The Billionaire Boss's Innocent Bride

Home > Other > The Billionaire Boss's Innocent Bride > Page 10
The Billionaire Boss's Innocent Bride Page 10

by Lindsay Armstrong


  At six o’clock the next evening, Alex started to get ready.

  The dress was beautiful even though it was discreet and black. It had a ruched, strapless bodice in a fine silk crêpe and a long fitted skirt with a small slit up one side. A cropped, short-sleeved bolero with a stand-up collar completed the outfit.

  Alex stared at herself once she was in the dress, and remembered Margaret Winston’s enthusiasm for it.

  ‘You don’t think it’s—too dressy for an interpreter?’ she’d asked Margaret at the time.

  ‘I think it’s perfect for—for you, my dear. And it’s going to be a very dressy occasion, believe me.’
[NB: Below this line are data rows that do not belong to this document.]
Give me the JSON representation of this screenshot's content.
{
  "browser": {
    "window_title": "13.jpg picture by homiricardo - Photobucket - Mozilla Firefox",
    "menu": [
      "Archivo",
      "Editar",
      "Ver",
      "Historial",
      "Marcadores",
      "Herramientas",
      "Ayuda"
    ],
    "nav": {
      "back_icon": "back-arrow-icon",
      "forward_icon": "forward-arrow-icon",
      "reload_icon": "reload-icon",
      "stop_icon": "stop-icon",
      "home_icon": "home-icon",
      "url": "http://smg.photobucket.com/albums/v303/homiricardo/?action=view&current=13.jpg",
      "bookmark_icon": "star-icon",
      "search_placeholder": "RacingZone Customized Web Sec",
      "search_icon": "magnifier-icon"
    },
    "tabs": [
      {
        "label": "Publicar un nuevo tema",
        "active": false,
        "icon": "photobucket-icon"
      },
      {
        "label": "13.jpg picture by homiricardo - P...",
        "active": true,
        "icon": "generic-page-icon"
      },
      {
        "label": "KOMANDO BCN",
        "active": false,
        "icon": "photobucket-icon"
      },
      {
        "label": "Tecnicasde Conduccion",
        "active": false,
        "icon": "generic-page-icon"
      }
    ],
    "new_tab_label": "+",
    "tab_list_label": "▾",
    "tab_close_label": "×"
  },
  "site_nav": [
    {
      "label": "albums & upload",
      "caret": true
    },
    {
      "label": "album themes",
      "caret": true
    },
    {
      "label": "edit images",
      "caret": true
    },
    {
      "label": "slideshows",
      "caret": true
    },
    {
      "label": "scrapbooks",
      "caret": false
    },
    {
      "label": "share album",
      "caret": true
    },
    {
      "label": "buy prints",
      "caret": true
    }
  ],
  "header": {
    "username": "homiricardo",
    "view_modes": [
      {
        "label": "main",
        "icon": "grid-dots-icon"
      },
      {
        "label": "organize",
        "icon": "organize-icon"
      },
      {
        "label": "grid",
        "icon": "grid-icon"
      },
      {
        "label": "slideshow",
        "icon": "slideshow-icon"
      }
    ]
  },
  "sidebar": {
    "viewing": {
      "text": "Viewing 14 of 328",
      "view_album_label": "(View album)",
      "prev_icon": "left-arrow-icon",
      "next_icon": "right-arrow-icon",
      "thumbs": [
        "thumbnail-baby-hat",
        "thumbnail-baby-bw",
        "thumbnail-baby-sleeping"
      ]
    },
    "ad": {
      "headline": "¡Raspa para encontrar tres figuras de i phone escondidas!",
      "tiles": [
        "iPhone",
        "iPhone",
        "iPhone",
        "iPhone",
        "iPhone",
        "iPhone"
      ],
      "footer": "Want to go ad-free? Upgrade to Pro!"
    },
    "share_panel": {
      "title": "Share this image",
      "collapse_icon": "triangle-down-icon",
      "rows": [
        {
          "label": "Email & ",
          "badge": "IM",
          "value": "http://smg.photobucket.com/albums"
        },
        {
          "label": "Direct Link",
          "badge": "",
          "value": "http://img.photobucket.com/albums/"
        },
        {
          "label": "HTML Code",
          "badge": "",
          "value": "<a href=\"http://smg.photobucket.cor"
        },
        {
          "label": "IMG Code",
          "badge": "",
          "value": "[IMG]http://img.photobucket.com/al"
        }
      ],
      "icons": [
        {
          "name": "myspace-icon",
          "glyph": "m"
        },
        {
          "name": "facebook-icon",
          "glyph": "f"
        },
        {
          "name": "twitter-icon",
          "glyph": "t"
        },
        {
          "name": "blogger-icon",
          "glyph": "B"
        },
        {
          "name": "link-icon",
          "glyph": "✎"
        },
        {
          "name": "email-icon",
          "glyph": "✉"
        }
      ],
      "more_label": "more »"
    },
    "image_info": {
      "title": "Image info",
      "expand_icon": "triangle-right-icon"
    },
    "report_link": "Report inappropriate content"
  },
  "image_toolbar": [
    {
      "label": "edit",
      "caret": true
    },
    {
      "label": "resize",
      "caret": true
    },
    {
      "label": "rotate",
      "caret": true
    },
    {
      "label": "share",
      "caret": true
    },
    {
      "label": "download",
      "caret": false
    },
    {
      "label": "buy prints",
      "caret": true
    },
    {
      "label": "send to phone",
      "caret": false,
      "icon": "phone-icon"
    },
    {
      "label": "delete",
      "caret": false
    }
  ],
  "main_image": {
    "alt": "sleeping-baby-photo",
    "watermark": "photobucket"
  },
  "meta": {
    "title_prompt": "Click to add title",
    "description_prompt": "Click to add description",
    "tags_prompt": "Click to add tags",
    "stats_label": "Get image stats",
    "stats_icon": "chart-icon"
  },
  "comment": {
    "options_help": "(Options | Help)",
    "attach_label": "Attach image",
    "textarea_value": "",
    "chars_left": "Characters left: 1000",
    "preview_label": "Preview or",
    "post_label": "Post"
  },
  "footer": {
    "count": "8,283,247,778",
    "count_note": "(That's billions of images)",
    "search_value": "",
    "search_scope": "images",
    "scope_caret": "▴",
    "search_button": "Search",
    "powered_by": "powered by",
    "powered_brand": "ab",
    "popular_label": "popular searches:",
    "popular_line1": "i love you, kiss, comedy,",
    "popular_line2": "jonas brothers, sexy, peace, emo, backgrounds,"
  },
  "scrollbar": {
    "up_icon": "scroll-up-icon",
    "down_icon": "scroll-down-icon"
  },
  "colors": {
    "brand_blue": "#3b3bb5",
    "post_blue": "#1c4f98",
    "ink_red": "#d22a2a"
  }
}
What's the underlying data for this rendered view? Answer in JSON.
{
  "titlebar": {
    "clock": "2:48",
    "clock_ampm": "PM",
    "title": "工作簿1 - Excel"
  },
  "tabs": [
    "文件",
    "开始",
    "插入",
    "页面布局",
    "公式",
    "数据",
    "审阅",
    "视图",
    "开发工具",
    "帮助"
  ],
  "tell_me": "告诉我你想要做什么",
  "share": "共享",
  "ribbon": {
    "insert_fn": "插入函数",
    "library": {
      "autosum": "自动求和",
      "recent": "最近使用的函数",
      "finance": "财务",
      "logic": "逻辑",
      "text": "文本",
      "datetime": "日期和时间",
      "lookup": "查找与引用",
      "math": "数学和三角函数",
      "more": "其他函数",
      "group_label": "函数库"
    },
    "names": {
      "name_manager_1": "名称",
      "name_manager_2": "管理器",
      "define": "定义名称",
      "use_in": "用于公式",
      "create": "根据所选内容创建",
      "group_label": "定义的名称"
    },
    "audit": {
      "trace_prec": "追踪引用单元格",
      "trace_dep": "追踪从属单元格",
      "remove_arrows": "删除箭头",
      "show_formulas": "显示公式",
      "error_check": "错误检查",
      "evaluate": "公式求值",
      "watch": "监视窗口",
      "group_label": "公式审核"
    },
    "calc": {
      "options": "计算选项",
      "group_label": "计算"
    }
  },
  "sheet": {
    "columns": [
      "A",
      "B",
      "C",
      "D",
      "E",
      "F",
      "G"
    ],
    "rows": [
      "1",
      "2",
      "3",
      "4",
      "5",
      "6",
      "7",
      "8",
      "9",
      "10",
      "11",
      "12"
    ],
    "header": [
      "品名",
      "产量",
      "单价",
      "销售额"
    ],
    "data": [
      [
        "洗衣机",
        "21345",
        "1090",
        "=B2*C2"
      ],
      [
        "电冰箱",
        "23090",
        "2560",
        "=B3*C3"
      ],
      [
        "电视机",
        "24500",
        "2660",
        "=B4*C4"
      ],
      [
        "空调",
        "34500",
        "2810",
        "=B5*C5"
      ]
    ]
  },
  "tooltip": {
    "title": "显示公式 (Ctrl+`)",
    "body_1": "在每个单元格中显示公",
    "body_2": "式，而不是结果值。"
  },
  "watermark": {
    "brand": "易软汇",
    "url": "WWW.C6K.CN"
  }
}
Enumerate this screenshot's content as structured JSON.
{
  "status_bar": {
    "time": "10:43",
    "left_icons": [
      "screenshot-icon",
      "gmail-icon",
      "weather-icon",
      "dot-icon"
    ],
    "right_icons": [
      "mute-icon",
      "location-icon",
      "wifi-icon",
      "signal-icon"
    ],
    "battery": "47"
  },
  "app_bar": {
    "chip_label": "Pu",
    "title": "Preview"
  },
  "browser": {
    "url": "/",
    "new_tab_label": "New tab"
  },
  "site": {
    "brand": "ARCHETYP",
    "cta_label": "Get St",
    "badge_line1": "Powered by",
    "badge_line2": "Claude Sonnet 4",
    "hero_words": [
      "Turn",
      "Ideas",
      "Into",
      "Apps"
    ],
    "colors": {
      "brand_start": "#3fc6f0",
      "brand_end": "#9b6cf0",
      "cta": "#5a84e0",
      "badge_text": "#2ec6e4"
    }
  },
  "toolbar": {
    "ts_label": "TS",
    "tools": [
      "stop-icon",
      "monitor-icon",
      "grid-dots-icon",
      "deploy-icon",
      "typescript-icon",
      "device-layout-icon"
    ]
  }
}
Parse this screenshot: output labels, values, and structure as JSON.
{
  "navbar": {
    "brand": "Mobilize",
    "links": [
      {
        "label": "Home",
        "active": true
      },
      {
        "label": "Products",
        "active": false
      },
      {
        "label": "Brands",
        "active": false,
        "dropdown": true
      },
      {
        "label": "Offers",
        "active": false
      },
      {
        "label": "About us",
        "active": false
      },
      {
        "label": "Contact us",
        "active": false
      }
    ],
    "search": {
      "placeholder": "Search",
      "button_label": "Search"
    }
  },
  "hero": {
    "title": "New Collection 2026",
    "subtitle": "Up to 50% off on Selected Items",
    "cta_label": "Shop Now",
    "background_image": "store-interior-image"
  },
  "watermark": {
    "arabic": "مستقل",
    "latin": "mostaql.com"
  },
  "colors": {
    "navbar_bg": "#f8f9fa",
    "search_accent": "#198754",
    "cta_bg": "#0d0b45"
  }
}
  Alex came back to the present with a grimace. At the time she’d had no idea just how glamorous, expensive and sophisticated a world she was about to enter. She did now and she was grateful for this dress.

  Also, black did suit her, she decided. It did make her skin look creamy. And the style made her waist look reed-slim. With it she wore sheer black tights and, thankfully, medium-heel black suede shoes.

  But as she stared at herself with her hands on her hips something seemed to be missing.

  Her make-up was nearly as good as Mary’s efforts. Her nails were not painted—dogs and kids didn’t seem to go well with painted nails—but they were smooth, neat ovals and a healthy pink.

  Her hair might not have quite the extra—what was the word?—zip it had had after Mr Roger had combed it, but she was happy with the fair, tamed curls.

  ‘It just needs something to lift it—I know, I need a flower. Maybe Mrs Mills or Stan could help me out?’ she said to her reflection.

  They both helped out.

  Stan found a perfect white gardenia for her and Mrs Mills pinned it into her hair with a tiny pearl clip.

  ‘There.’ Mrs Mills stood back. ‘You look lovely, Alex! Doesn’t she, Stan?’

  ‘She looks beaut!’ Stan concurred.

  She thanked them laughingly, but Nicky was of the same opinion when she went to see him.

  ‘Wow!’ he said. ‘Can’t I come to this party with you?’

  Alex chuckled. Nicky was beginning to feel much better. His temperature was normal and, although he still looked somewhat battle-scarred and had patches of calamine lotion all over him, he also looked a lot better.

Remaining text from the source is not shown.